Decision 0025 - Drive Script Inference from Ontology Data

Date: 16/03/2026 Status: Accepted

Context

Script inference previously depended on hard-coded tables inside fontshow.inventory.script_analysis. Adding support for a new writing system required editing both ontology data and inference code.

That structure had three problems:

  • the ontology already contained most of the information needed to describe script evidence and representative languages;
  • support additions were not data-only, which made incremental expansion error-prone;
  • special cases such as Japanese collapse, broad-neighbor scripts, and unicode.max fallbacks were not documented in the authoritative ontology.

The project goal for this phase is to make script support expansion primarily a data-maintenance task: new scripts and languages should be added by extending ontology rows, not by patching the inference engine.

Decision

Script inference is now driven by ontology metadata stored in SCRIPT_INFO, with language fallback metadata normalized in LANGUAGE_INFO.

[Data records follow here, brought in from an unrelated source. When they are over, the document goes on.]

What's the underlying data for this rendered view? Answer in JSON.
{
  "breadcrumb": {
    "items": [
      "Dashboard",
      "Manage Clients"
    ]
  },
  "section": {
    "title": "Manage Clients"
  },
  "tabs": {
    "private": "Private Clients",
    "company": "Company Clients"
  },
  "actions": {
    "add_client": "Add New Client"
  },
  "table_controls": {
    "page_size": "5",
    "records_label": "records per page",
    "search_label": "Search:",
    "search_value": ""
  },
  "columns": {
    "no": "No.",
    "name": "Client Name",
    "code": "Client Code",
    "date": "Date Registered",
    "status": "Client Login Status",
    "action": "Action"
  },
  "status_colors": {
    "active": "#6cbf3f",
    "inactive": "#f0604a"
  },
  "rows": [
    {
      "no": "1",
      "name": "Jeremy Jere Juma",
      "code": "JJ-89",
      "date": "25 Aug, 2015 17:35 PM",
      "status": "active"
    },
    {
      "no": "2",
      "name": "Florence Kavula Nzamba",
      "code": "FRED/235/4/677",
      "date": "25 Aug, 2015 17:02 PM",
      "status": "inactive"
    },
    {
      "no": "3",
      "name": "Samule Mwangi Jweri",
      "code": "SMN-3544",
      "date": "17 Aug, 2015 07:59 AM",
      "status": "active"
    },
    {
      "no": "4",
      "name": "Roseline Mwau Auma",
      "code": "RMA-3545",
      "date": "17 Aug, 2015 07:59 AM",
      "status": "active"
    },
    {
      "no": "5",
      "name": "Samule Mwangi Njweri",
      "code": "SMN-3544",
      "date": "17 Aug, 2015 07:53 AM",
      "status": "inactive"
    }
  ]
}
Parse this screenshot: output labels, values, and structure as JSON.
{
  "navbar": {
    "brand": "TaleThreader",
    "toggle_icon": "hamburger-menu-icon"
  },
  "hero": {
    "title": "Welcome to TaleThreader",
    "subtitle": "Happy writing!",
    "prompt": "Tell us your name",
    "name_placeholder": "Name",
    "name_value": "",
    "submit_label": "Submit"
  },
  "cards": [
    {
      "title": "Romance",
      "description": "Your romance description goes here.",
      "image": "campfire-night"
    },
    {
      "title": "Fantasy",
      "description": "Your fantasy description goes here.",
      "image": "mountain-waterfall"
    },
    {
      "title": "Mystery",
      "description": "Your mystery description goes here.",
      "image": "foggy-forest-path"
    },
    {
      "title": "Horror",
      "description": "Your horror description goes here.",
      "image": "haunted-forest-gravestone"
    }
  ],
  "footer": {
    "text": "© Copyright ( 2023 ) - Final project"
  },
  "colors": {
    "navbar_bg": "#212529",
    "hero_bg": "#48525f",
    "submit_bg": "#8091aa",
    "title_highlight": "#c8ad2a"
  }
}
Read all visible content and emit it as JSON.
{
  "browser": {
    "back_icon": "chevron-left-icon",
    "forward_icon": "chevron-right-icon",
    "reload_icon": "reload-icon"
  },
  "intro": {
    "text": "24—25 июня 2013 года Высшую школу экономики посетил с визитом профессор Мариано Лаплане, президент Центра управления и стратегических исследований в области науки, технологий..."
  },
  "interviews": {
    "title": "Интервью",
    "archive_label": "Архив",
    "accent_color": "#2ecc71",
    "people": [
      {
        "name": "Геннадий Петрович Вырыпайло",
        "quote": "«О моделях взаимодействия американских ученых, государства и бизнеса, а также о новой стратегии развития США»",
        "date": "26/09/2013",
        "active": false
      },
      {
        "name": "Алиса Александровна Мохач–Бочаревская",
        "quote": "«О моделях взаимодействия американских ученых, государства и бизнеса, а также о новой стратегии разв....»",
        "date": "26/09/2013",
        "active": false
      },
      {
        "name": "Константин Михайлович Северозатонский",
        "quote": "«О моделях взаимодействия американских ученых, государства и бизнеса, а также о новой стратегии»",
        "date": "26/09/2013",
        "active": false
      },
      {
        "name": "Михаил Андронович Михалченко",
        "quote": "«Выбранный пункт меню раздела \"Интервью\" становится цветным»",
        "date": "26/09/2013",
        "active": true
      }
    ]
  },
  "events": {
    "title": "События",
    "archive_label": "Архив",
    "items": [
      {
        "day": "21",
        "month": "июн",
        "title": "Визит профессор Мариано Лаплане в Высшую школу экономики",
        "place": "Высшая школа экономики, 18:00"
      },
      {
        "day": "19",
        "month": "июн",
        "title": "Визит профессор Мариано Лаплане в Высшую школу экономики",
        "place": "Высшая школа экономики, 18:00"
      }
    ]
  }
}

The ontology schema is extended as follows:

  • LANGUAGE_INFO adds primary_script
  • SCRIPT_INFO adds:
  • required_blocks
  • optional_blocks
  • suppresses
  • inference_priority
  • unicode_max_ranges
  • block_match
  • collapse_group
  • preferred_over

The runtime model is:

  1. language rows declare their primary script explicitly;
  2. script rows expose the data needed for block-based and unicode.max-based inference;
  3. script_analysis evaluates scripts generically from ontology data;
  4. collapse and precedence behavior are expressed by ontology fields rather than hard-coded script-name tables.

Defaults are normalized at module load time:

  • primary_script is backfilled from the first script in each language profile;
  • many script inference defaults are derived from the representative language profile;
  • scripts with special disambiguation behavior override those defaults explicitly.

JPAN is introduced as a first-class ontology script so Japanese collapse behavior is represented in production data rather than in inference code comments or ad hoc special cases.

Consequences

Positive:

  • adding a new script now mostly means updating ontology rows;
  • script inference rules live next to the script metadata they affect;
  • rendering, specimen selection, and inference now share one authoritative script description;
  • Japanese collapse and broad-neighbor precedence are explicit and reviewable.

Trade-offs:

  • ontology rows are richer and therefore more demanding to curate;
  • module-load normalization introduces a small amount of derived data logic in language_tables.py;
  • preflight validation must enforce the expanded schema to keep the ontology trustworthy.

Operationally, the quality gates for this decision are:

  • ruff check .
  • mypy .
  • pytest -q

These gates passed when this decision was adopted.